I do not think the instantiate of a singleton object at the end of client.py which happens at import time is a good idea. Code should only be run when user explicitly calls something

eak24 commented 6 years ago

Hi @pmdhazy you are absolutely correct! standard wisdom is to not execute code during import - however, there is one exception, which is when using a module itself as a form of a singleton. When that happens, a given import is gauranteed to only execute code in the top level once. That was my original approach. I could easily be convinced to change it. The way to specify new creds is by setting the creds in the client. for exampl:

from onshapepy.core.client import c
c.update({"creds":<your creds>}) 

What will happen in 0.0.19 is I'll move the whole client "class" into the top level module. All this is to avoid awkwardly explicit passing around of the client because it will now be globally available. That way I can effective remove any need to think about the client unless you want to. In that version, programmatically altering the creds will be as simple as:

import onshapepy.core.client as client
client.creds = {'access_key':.'secret_key':}

@pmdhazy if you have an alternative suggestion that will still allow me to implicitly share client state across multiple modules, please let me know!!

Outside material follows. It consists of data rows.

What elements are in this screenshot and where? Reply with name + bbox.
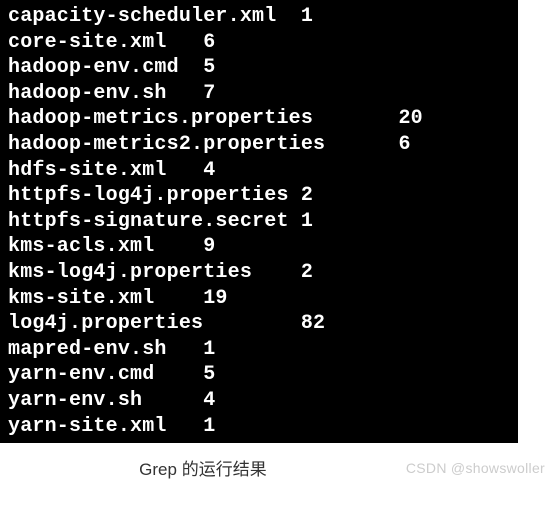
watermark-text: CSDN @showswoller [406,460,545,476]
terminal-output: capacity-scheduler.xml 1 core-site.xml 6… [0,0,518,443]
caption-row: Grep 的运行结果 CSDN @showswoller [0,443,553,480]
figure-caption: Grep 的运行结果 [0,455,406,480]
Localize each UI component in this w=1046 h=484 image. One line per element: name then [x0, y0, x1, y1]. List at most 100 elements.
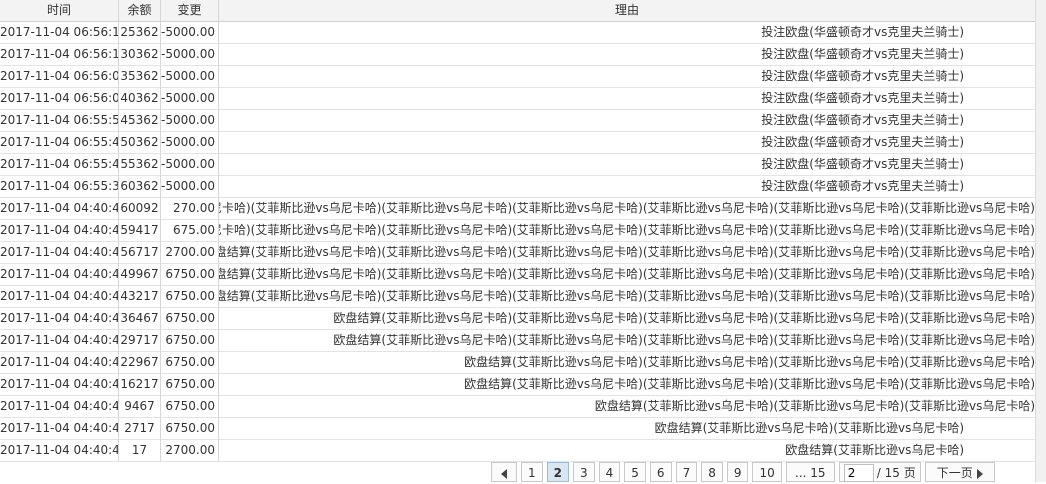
page-button-3[interactable]: 3 — [573, 462, 595, 482]
reason-text: 投注欧盘(华盛顿奇才vs克里夫兰骑士) — [761, 135, 964, 149]
balance-cell: 9467 — [119, 396, 161, 417]
page-button-7[interactable]: 7 — [675, 462, 698, 482]
change-cell: -5000.00 — [161, 88, 219, 109]
reason-cell: 欧盘结算(艾菲斯比逊vs乌尼卡哈)(艾菲斯比逊vs乌尼卡哈) — [219, 418, 1035, 439]
reason-cell: 投注欧盘(华盛顿奇才vs克里夫兰骑士) — [219, 44, 1035, 65]
table-row[interactable]: 2017-11-04 04:40:46 16217 6750.00 欧盘结算(艾菲斯比… — [0, 374, 1035, 396]
table-row[interactable]: 2017-11-04 06:56:10 30362 -5000.00 投注欧盘(华盛顿… — [0, 44, 1035, 66]
reason-cell: 欧盘结算(艾菲斯比逊vs乌尼卡哈)(艾菲斯比逊vs乌尼卡哈)(艾菲斯比逊vs乌尼… — [219, 286, 1035, 307]
table-row[interactable]: 2017-11-04 06:55:37 60362 -5000.00 投注欧盘(华盛顿… — [0, 176, 1035, 198]
reason-cell: 欧盘结算(艾菲斯比逊vs乌尼卡哈)(艾菲斯比逊vs乌尼卡哈)(艾菲斯比逊vs乌尼… — [219, 242, 1035, 263]
table-row[interactable]: 2017-11-04 06:56:07 35362 -5000.00 投注欧盘(华盛顿… — [0, 66, 1035, 88]
reason-text: 欧盘结算(艾菲斯比逊vs乌尼卡哈)(艾菲斯比逊vs乌尼卡哈) — [654, 421, 964, 435]
page-ellipsis-15[interactable]: ... 15 — [785, 462, 835, 482]
balance-cell: 25362 — [119, 22, 161, 43]
reason-text: 投注欧盘(华盛顿奇才vs克里夫兰骑士) — [761, 69, 964, 83]
change-cell: 6750.00 — [161, 352, 219, 373]
change-cell: -5000.00 — [161, 66, 219, 87]
change-cell: 6750.00 — [161, 286, 219, 307]
balance-cell: 40362 — [119, 88, 161, 109]
reason-text: 欧盘结算(艾菲斯比逊vs乌尼卡哈)(艾菲斯比逊vs乌尼卡哈)(艾菲斯比逊vs乌尼… — [464, 355, 1035, 369]
page-button-10[interactable]: 10 — [752, 462, 782, 482]
table-row[interactable]: 2017-11-04 04:40:46 9467 6750.00 欧盘结算(艾菲斯比逊… — [0, 396, 1035, 418]
time-cell: 2017-11-04 06:55:37 — [0, 176, 119, 197]
time-cell: 2017-11-04 06:56:07 — [0, 66, 119, 87]
balance-cell: 36467 — [119, 308, 161, 329]
page-button-6[interactable]: 6 — [649, 462, 672, 482]
time-cell: 2017-11-04 06:56:16 — [0, 22, 119, 43]
table-row[interactable]: 2017-11-04 04:40:46 49967 6750.00 欧盘结算(艾菲斯比… — [0, 264, 1035, 286]
table-row[interactable]: 2017-11-04 06:56:16 25362 -5000.00 投注欧盘(华盛顿… — [0, 22, 1035, 44]
page-button-9[interactable]: 9 — [726, 462, 749, 482]
reason-text: 欧盘结算(艾菲斯比逊vs乌尼卡哈)(艾菲斯比逊vs乌尼卡哈)(艾菲斯比逊vs乌尼… — [219, 201, 1035, 215]
reason-text: 欧盘结算(艾菲斯比逊vs乌尼卡哈)(艾菲斯比逊vs乌尼卡哈)(艾菲斯比逊vs乌尼… — [464, 377, 1035, 391]
next-page-label: 下一页 — [936, 466, 973, 480]
reason-text: 欧盘结算(艾菲斯比逊vs乌尼卡哈)(艾菲斯比逊vs乌尼卡哈)(艾菲斯比逊vs乌尼… — [219, 223, 1035, 237]
column-header-reason[interactable]: 理由 — [219, 0, 1035, 21]
page-number-list: 1 2 3 4 5 6 7 8 9 10 — [521, 462, 786, 484]
reason-text: 欧盘结算(艾菲斯比逊vs乌尼卡哈) — [785, 443, 964, 457]
reason-cell: 欧盘结算(艾菲斯比逊vs乌尼卡哈)(艾菲斯比逊vs乌尼卡哈)(艾菲斯比逊vs乌尼… — [219, 220, 1035, 241]
change-cell: -5000.00 — [161, 154, 219, 175]
time-cell: 2017-11-04 06:55:45 — [0, 132, 119, 153]
table-row[interactable]: 2017-11-04 04:40:4660092270.00欧盘结算(艾菲斯比逊… — [0, 198, 1035, 220]
prev-page-button[interactable] — [491, 462, 517, 482]
balance-cell: 29717 — [119, 330, 161, 351]
reason-cell: 欧盘结算(艾菲斯比逊vs乌尼卡哈)(艾菲斯比逊vs乌尼卡哈)(艾菲斯比逊vs乌尼… — [219, 374, 1035, 395]
balance-cell: 60092 — [119, 198, 161, 219]
time-cell: 2017-11-04 04:40:46 — [0, 198, 119, 219]
reason-cell: 投注欧盘(华盛顿奇才vs克里夫兰骑士) — [219, 66, 1035, 87]
table-row[interactable]: 2017-11-04 04:40:46 29717 6750.00 欧盘结算(艾菲斯比… — [0, 330, 1035, 352]
table-row[interactable]: 2017-11-04 06:56:05 40362 -5000.00 投注欧盘(华盛顿… — [0, 88, 1035, 110]
reason-text: 投注欧盘(华盛顿奇才vs克里夫兰骑士) — [761, 113, 964, 127]
pagination: 12345678910 ... 15 / 15 页 下一页 — [491, 462, 999, 484]
table-row[interactable]: 2017-11-04 06:55:58 45362 -5000.00 投注欧盘(华盛顿… — [0, 110, 1035, 132]
chevron-left-icon — [501, 468, 507, 479]
table-row[interactable]: 2017-11-04 04:40:46 22967 6750.00 欧盘结算(艾菲斯比… — [0, 352, 1035, 374]
reason-text: 欧盘结算(艾菲斯比逊vs乌尼卡哈)(艾菲斯比逊vs乌尼卡哈)(艾菲斯比逊vs乌尼… — [333, 311, 1035, 325]
column-header-balance[interactable]: 余额 — [119, 0, 161, 21]
grid-header: 时间 余额 变更 理由 — [0, 0, 1035, 22]
table-row[interactable]: 2017-11-04 04:40:46 43217 6750.00 欧盘结算(艾菲斯比… — [0, 286, 1035, 308]
table-row[interactable]: 2017-11-04 06:55:41 55362 -5000.00 投注欧盘(华盛顿… — [0, 154, 1035, 176]
time-cell: 2017-11-04 06:55:41 — [0, 154, 119, 175]
page-button-5[interactable]: 5 — [624, 462, 646, 482]
reason-text: 投注欧盘(华盛顿奇才vs克里夫兰骑士) — [761, 157, 964, 171]
page-number-input[interactable] — [843, 464, 874, 482]
balance-cell: 30362 — [119, 44, 161, 65]
reason-cell: 投注欧盘(华盛顿奇才vs克里夫兰骑士) — [219, 22, 1035, 43]
balance-cell: 60362 — [119, 176, 161, 197]
table-row[interactable]: 2017-11-04 04:40:46 56717 2700.00 欧盘结算(艾菲斯比… — [0, 242, 1035, 264]
table-row[interactable]: 2017-11-04 06:55:45 50362 -5000.00 投注欧盘(华盛顿… — [0, 132, 1035, 154]
change-cell: 6750.00 — [161, 308, 219, 329]
page-button-8[interactable]: 8 — [701, 462, 723, 482]
vertical-scrollbar[interactable] — [1035, 0, 1046, 482]
change-cell: 2700.00 — [161, 440, 219, 461]
table-row[interactable]: 2017-11-04 04:40:46 36467 6750.00 欧盘结算(艾菲斯比… — [0, 308, 1035, 330]
change-cell: -5000.00 — [161, 44, 219, 65]
table-row[interactable]: 2017-11-04 04:40:46 2717 6750.00 欧盘结算(艾菲斯比逊… — [0, 418, 1035, 440]
table-row[interactable]: 2017-11-04 04:40:46 17 2700.00 欧盘结算(艾菲斯比逊vs… — [0, 440, 1035, 462]
column-header-change[interactable]: 变更 — [161, 0, 219, 21]
change-cell: -5000.00 — [161, 132, 219, 153]
time-cell: 2017-11-04 06:55:58 — [0, 110, 119, 131]
reason-text: 欧盘结算(艾菲斯比逊vs乌尼卡哈)(艾菲斯比逊vs乌尼卡哈)(艾菲斯比逊vs乌尼… — [219, 289, 1035, 303]
time-cell: 2017-11-04 04:40:46 — [0, 418, 119, 439]
reason-cell: 投注欧盘(华盛顿奇才vs克里夫兰骑士) — [219, 132, 1035, 153]
time-cell: 2017-11-04 04:40:46 — [0, 264, 119, 285]
change-cell: -5000.00 — [161, 176, 219, 197]
balance-cell: 43217 — [119, 286, 161, 307]
table-row[interactable]: 2017-11-04 04:40:4659417675.00欧盘结算(艾菲斯比逊… — [0, 220, 1035, 242]
next-page-button[interactable]: 下一页 — [924, 462, 995, 482]
change-cell: 6750.00 — [161, 374, 219, 395]
time-cell: 2017-11-04 04:40:46 — [0, 330, 119, 351]
change-cell: 6750.00 — [161, 264, 219, 285]
time-cell: 2017-11-04 04:40:46 — [0, 308, 119, 329]
column-header-time[interactable]: 时间 — [0, 0, 119, 21]
page-button-1[interactable]: 1 — [521, 462, 543, 482]
page-button-2[interactable]: 2 — [546, 462, 569, 482]
page-button-4[interactable]: 4 — [598, 462, 621, 482]
reason-text: 投注欧盘(华盛顿奇才vs克里夫兰骑士) — [761, 91, 964, 105]
time-cell: 2017-11-04 04:40:46 — [0, 220, 119, 241]
reason-cell: 欧盘结算(艾菲斯比逊vs乌尼卡哈)(艾菲斯比逊vs乌尼卡哈)(艾菲斯比逊vs乌尼… — [219, 264, 1035, 285]
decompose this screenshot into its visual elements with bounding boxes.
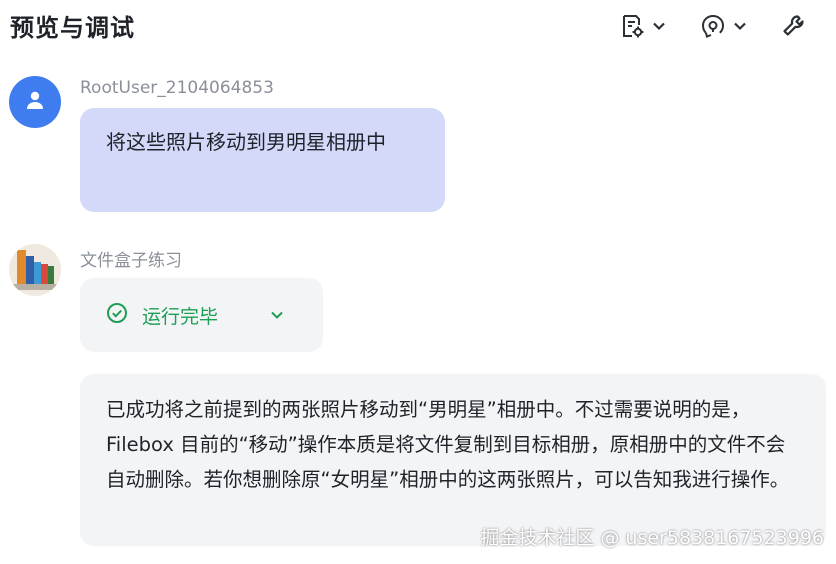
user-name: RootUser_2104064853 — [80, 78, 274, 98]
bot-message-bubble: 已成功将之前提到的两张照片移动到“男明星”相册中。不过需要说明的是，Filebo… — [80, 374, 826, 546]
run-status-card[interactable]: 运行完毕 — [80, 278, 323, 352]
voice-help-icon — [700, 13, 726, 39]
document-settings-icon — [619, 13, 645, 39]
watermark: 掘金技术社区 @ user5838167523996 — [480, 527, 824, 549]
user-avatar[interactable] — [9, 76, 61, 128]
binders-icon — [9, 244, 61, 296]
person-icon — [25, 90, 45, 114]
chevron-down-icon[interactable] — [268, 306, 286, 324]
run-status-text: 运行完毕 — [142, 305, 219, 328]
wrench-icon — [781, 13, 807, 39]
document-settings-dropdown[interactable] — [619, 10, 667, 42]
voice-help-dropdown[interactable] — [700, 10, 748, 42]
check-circle-icon — [106, 302, 128, 328]
tools-button[interactable] — [781, 10, 807, 42]
chevron-down-icon — [651, 18, 667, 34]
page-title: 预览与调试 — [10, 14, 135, 42]
bot-avatar[interactable] — [9, 244, 61, 296]
chevron-down-icon — [732, 18, 748, 34]
bot-name: 文件盒子练习 — [80, 251, 182, 271]
user-message-bubble: 将这些照片移动到男明星相册中 — [80, 108, 445, 212]
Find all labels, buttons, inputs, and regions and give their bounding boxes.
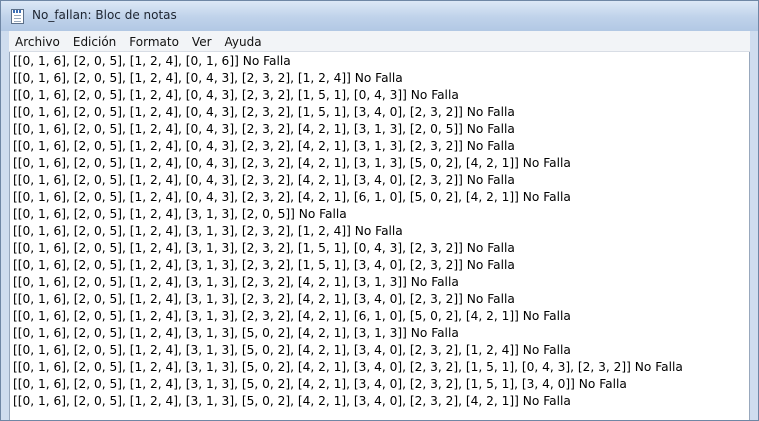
notepad-icon — [11, 9, 24, 24]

pmdhazy commented 6 years ago

Hi @ethan92429 ,

I am a bit out of practice so cannot propose any alternative at the moment other than vague hand waving about some default factory method.

The main issue I ran into is the code in the library does:

def some_method(a, b, client=Client()):
       ...

which causes it to run at import time (and fall over with the error I reported). If it did::

def some_method(a, b, client=None):
      if client is None:
           client=Client()

then it would have delayed called Client() until actually needed rather than at import time.